Menghidupkan Kembali Desa: Jepang Gelontorkan Dana untuk Renovasi Rumah Kosong
Jepang tengah berjuang mengatasi masalah rumah-rumah kosong yang dikenal sebagai 'akiya'. Fenomena ini, di mana rumah-rumah ditinggalkan oleh pemiliknya, semakin mengkhawatirkan dan memicu berbagai upaya pemerintah untuk menghidupkan kembali daerah-daerah pedesaan yang ditinggalkan.
Masalah akiya menjadi perhatian serius karena beberapa faktor. Pertama, populasi Jepang mengalami penurunan dan penuaan, dengan banyak generasi muda memilih pindah ke kota-kota besar untuk mencari pekerjaan. Hal ini menyebabkan desa-desa dan kota-kota kecil kekurangan penduduk, meninggalkan banyak rumah kosong.
Kedua, banyak akiya yang berada dalam kondisi yang memprihatinkan. Bertahun-tahun terbengkalai dapat menyebabkan kerusakan struktural, masalah jamur, dan bahkan menjadi tempat pembuangan sampah ilegal. Merenovasi rumah-rumah ini bisa menjadi tugas yang mahal dan rumit, membuat calon pembeli enggan.
Untuk mengatasi masalah ini, pemerintah Jepang telah mengambil berbagai langkah. Salah satunya adalah memberikan subsidi kepada warga yang ingin merenovasi akiya. Di Kota Uda, misalnya, pemerintah menawarkan hibah hingga 2 juta yen (sekitar Rp 236 juta) untuk membantu menutupi biaya renovasi.

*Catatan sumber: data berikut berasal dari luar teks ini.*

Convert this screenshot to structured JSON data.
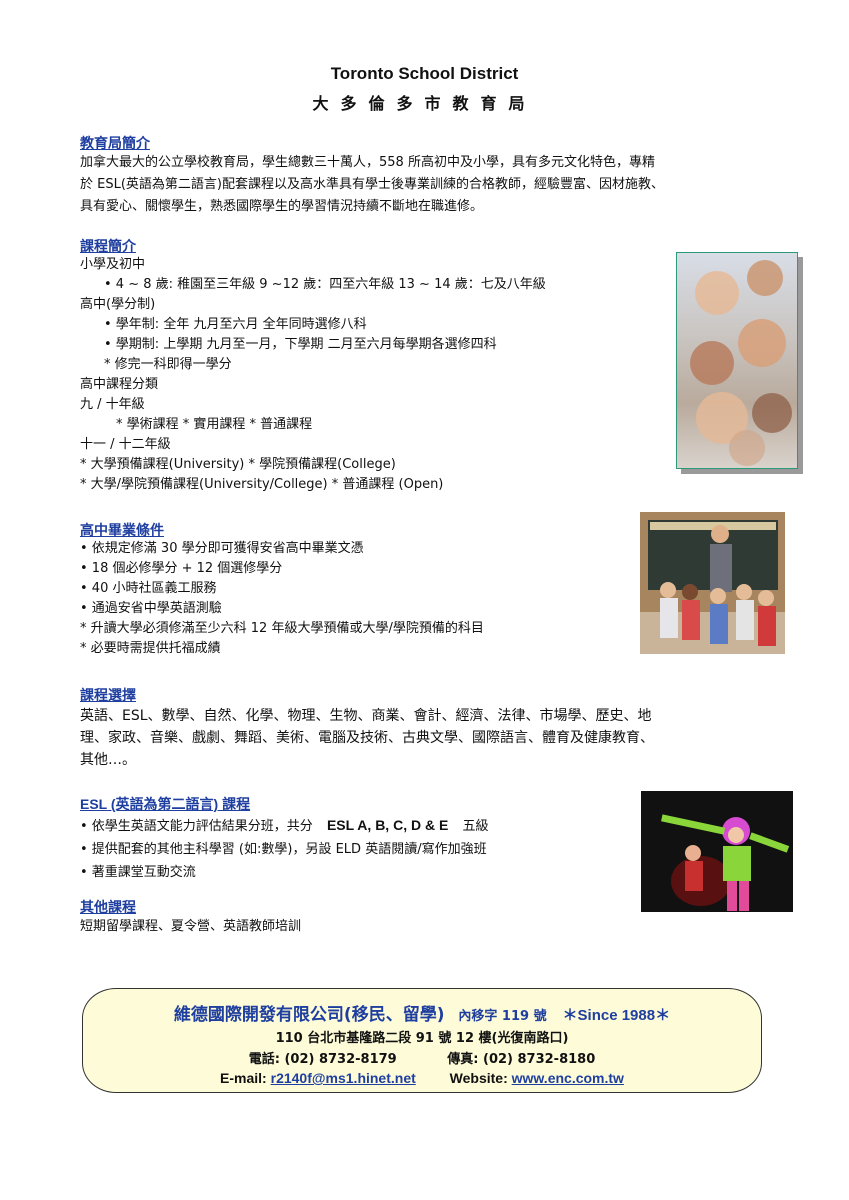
{
  "header": {
    "title_en": "Toronto School District",
    "title_zh": "大多倫多市教育局"
  },
  "intro": {
    "heading": "教育局簡介",
    "lines": [
      "加拿大最大的公立學校教育局，學生總數三十萬人，558 所高初中及小學，具有多元文化特色，專精",
      "於 ESL(英語為第二語言)配套課程以及高水準具有學士後專業訓練的合格教師，經驗豐富、因材施教、",
      "具有愛心、關懷學生，熟悉國際學生的學習情況持續不斷地在職進修。"
    ]
  },
  "courses": {
    "heading": "課程簡介",
    "lines": [
      "小學及初中",
      "•    4 ~ 8 歲: 稚園至三年級    9 ~12 歲：四至六年級    13 ~ 14 歲：七及八年級",
      "高中(學分制)",
      "•    學年制: 全年      九月至六月      全年同時選修八科",
      "•    學期制: 上學期     九月至一月，下學期     二月至六月每學期各選修四科",
      "*   修完一科即得一學分",
      "高中課程分類",
      "九 / 十年級",
      "* 學術課程       * 實用課程       * 普通課程",
      "十一 / 十二年級",
      "* 大學預備課程(University)   * 學院預備課程(College)",
      "* 大學/學院預備課程(University/College)        * 普通課程 (Open)"
    ]
  },
  "graduation": {
    "heading": "高中畢業條件",
    "lines": [
      "•    依規定修滿 30 學分即可獲得安省高中畢業文憑",
      "•    18 個必修學分 + 12 個選修學分",
      "•    40 小時社區義工服務",
      "•    通過安省中學英語測驗",
      "*    升讀大學必須修滿至少六科 12 年級大學預備或大學/學院預備的科目",
      "*    必要時需提供托福成績"
    ]
  },
  "electives": {
    "heading": "課程選擇",
    "lines": [
      "英語、ESL、數學、自然、化學、物理、生物、商業、會計、經濟、法律、市場學、歷史、地",
      "理、家政、音樂、戲劇、舞蹈、美術、電腦及技術、古典文學、國際語言、體育及健康教育、",
      "其他…。"
    ]
  },
  "esl": {
    "heading": "ESL (英語為第二語言) 課程",
    "line1_pre": "• 依學生英語文能力評估結果分班，共分",
    "line1_bold": "ESL A, B, C, D & E",
    "line1_post": "五級",
    "line2": "• 提供配套的其他主科學習 (如:數學)，另設 ELD 英語閱讀/寫作加強班",
    "line3": "• 著重課堂互動交流"
  },
  "other": {
    "heading": "其他課程",
    "line": "短期留學課程、夏令營、英語教師培訓"
  },
  "footer": {
    "company": "維德國際開發有限公司(移民、留學)",
    "license": "內移字 119 號",
    "since": "＊Since 1988＊",
    "address": "110 台北市基隆路二段 91 號 12 樓(光復南路口)",
    "phone_label": "電話:",
    "phone": "(02) 8732-8179",
    "fax_label": "傳真:",
    "fax": "(02) 8732-8180",
    "email_label": "E-mail:",
    "email": "r2140f@ms1.hinet.net",
    "website_label": "Website:",
    "website": "www.enc.com.tw"
  },
  "colors": {
    "heading": "#1f3fa0",
    "footer_bg": "#fdfbd8",
    "company_red": "#1f3fa0"
  }
}
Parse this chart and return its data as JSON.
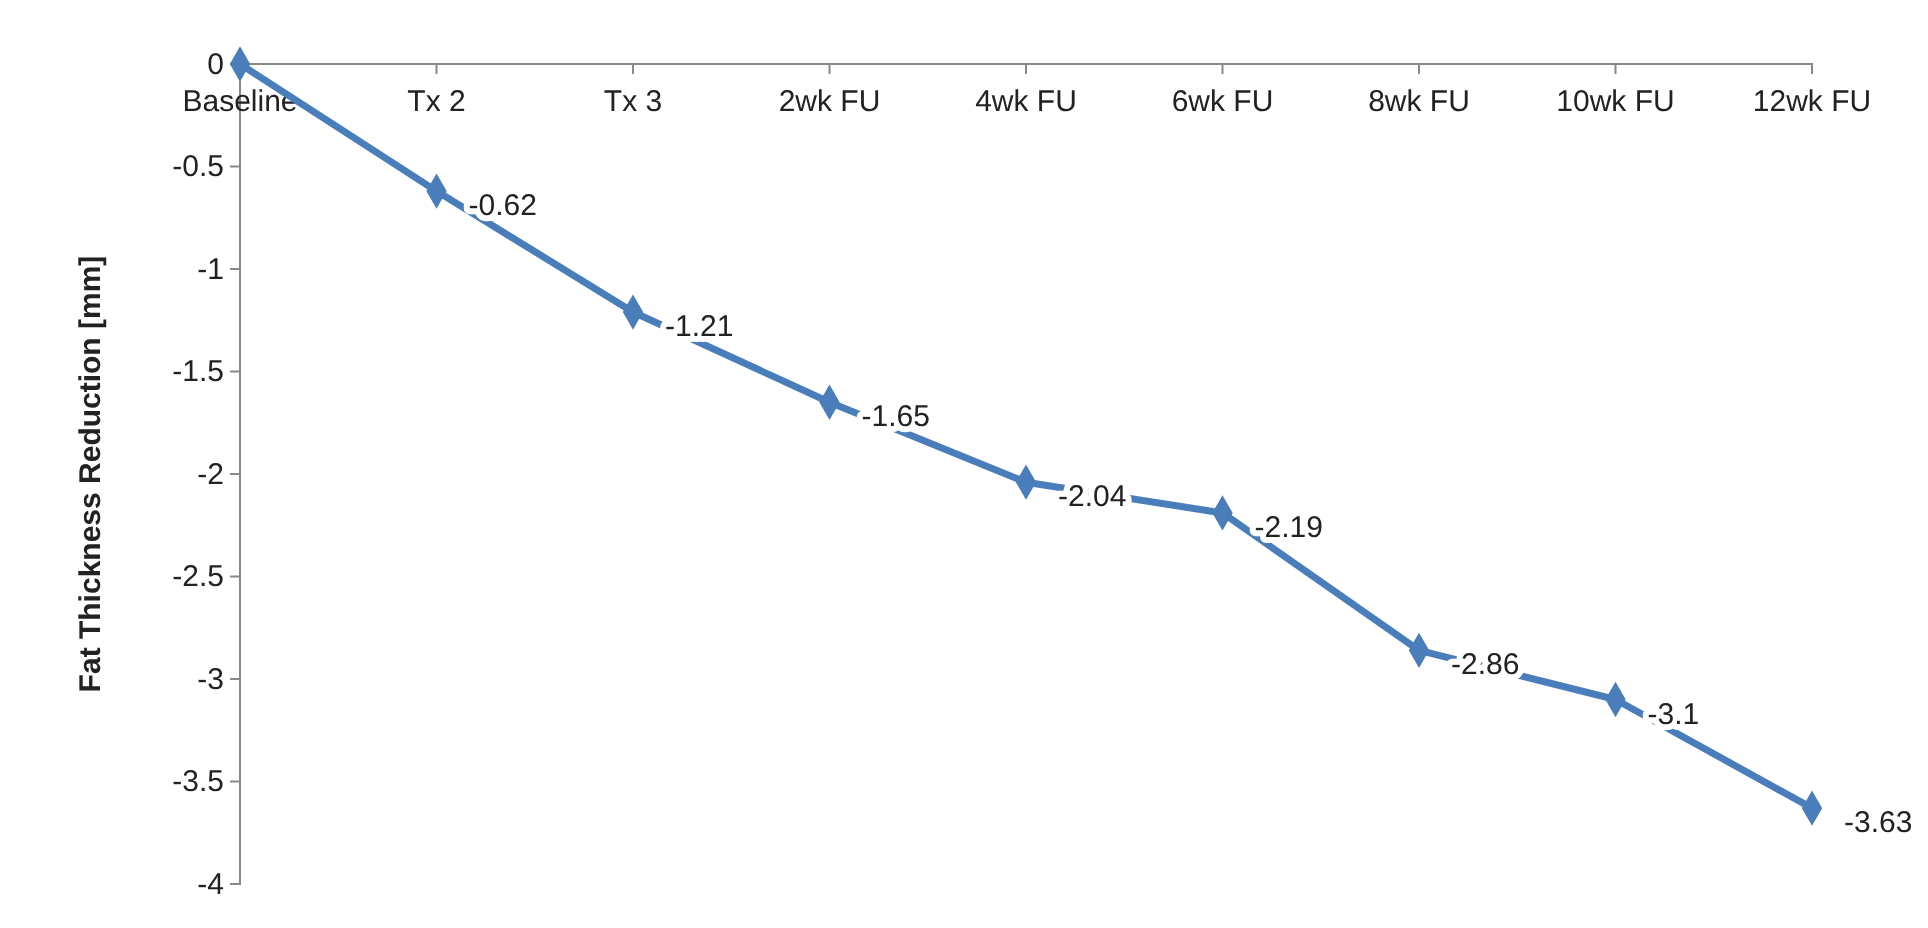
{
  "chart_data": {
    "type": "line",
    "ylabel": "Fat Thickness Reduction [mm]",
    "categories": [
      "Baseline",
      "Tx 2",
      "Tx 3",
      "2wk FU",
      "4wk FU",
      "6wk FU",
      "8wk FU",
      "10wk FU",
      "12wk FU"
    ],
    "values": [
      0,
      -0.62,
      -1.21,
      -1.65,
      -2.04,
      -2.19,
      -2.86,
      -3.1,
      -3.63
    ],
    "value_labels": [
      null,
      "-0.62",
      "-1.21",
      "-1.65",
      "-2.04",
      "-2.19",
      "-2.86",
      "-3.1",
      "-3.63"
    ],
    "color": "#4a7ebb",
    "marker": "diamond",
    "line_style": "solid",
    "ylim": [
      -4,
      0
    ],
    "yticks": [
      0,
      -0.5,
      -1,
      -1.5,
      -2,
      -2.5,
      -3,
      -3.5,
      -4
    ]
  }
}
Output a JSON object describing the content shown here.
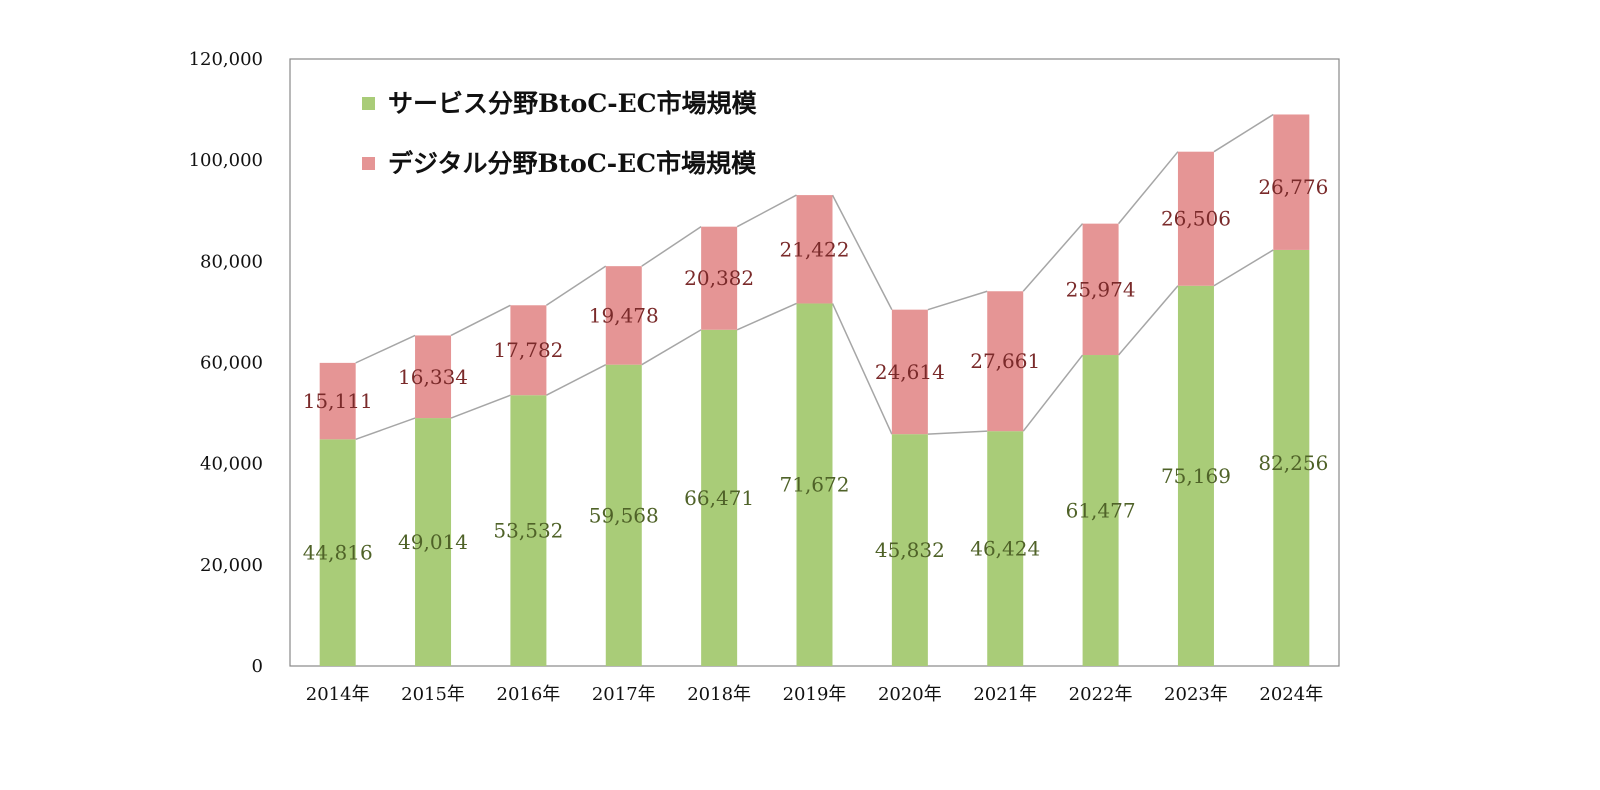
{
  "chart_data": {
    "type": "bar",
    "stacked": true,
    "categories": [
      "2014年",
      "2015年",
      "2016年",
      "2017年",
      "2018年",
      "2019年",
      "2020年",
      "2021年",
      "2022年",
      "2023年",
      "2024年"
    ],
    "series": [
      {
        "name": "サービス分野BtoC-EC市場規模",
        "color": "#a9cc78",
        "label_color": "#4f6228",
        "values": [
          44816,
          49014,
          53532,
          59568,
          66471,
          71672,
          45832,
          46424,
          61477,
          75169,
          82256
        ],
        "labels": [
          "44,816",
          "49,014",
          "53,532",
          "59,568",
          "66,471",
          "71,672",
          "45,832",
          "46,424",
          "61,477",
          "75,169",
          "82,256"
        ]
      },
      {
        "name": "デジタル分野BtoC-EC市場規模",
        "color": "#e59595",
        "label_color": "#7a2a2a",
        "values": [
          15111,
          16334,
          17782,
          19478,
          20382,
          21422,
          24614,
          27661,
          25974,
          26506,
          26776
        ],
        "labels": [
          "15,111",
          "16,334",
          "17,782",
          "19,478",
          "20,382",
          "21,422",
          "24,614",
          "27,661",
          "25,974",
          "26,506",
          "26,776"
        ]
      }
    ],
    "ylim": [
      0,
      120000
    ],
    "yticks": [
      0,
      20000,
      40000,
      60000,
      80000,
      100000,
      120000
    ],
    "ytick_labels": [
      "0",
      "20,000",
      "40,000",
      "60,000",
      "80,000",
      "100,000",
      "120,000"
    ],
    "legend_position": "top-left",
    "series_lines": true,
    "grid": false
  }
}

Menurut Yoshiji Misaki, Pemimpin Komunitas Uda, hampir satu dari lima rumah di Uda dalam keadaan kosong. Misaki juga menambahkan populasi Uda telah berkurang setengahnya dalam 60 tahun terakhir.
Takahito Suzuki, kepala promosi kebijakan kota Uda, menambahkan pemerintah belum membuat regulasi tentang penggunaan kembali akiya. Beberapa kota seperti Uda membeli dan merenovasi akiya untuk menyediaan hunian bagi penduduk untuk tinggal sementara atau membuat bank akiya.
Inisiatif ini bertujuan untuk menarik orang kembali ke daerah pedesaan, menghidupkan kembali komunitas lokal, dan mencegah akiya menjadi sumber masalah sosial dan lingkungan. Dengan menyediakan bantuan keuangan untuk renovasi, pemerintah berharap dapat mengubah rumah-rumah kosong ini menjadi tempat tinggal yang layak huni dan menarik.
Selain program subsidi, beberapa kota juga telah mendirikan 'bank akiya'. Bank akiya ini mengumpulkan informasi tentang rumah-rumah kosong yang tersedia dan menghubungkannya dengan calon pembeli atau penyewa. Hal ini memudahkan orang untuk menemukan akiya yang sesuai dengan kebutuhan mereka dan membantu mengurangi jumlah rumah kosong yang terbengkalai.
Meski begitu, proses renovasi akiya tidak selalu mudah. Seperti yang dialami oleh Coline Emilie Aguirre, seorang fotografer asal Prancis yang membeli akiya di Uda. Meskipun ia membeli rumah dengan harga yang relatif murah, ia harus mengeluarkan biaya yang signifikan untuk renovasi.
Aguirre membeli akiya seharga US$ 33.000 atau setara Rp 555,8 juta. Ia juga telah menginvestasikan hingga US$ 60.000 (Rp 1 miliar) dan berencana untuk menginvestasikan jumlah yang sama dalam tiga tahun ke depan.
Terlepas dari tantangan yang ada, upaya pemerintah Jepang untuk mengatasi masalah akiya menunjukkan komitmen mereka untuk menghidupkan kembali daerah pedesaan dan memastikan bahwa rumah-rumah kosong ini tidak menjadi beban bagi masyarakat. Dengan kombinasi subsidi renovasi, bank akiya, dan inisiatif lainnya, Jepang berharap dapat mengubah akiya menjadi aset berharga dan menciptakan masa depan yang lebih cerah bagi daerah-daerah yang ditinggalkan.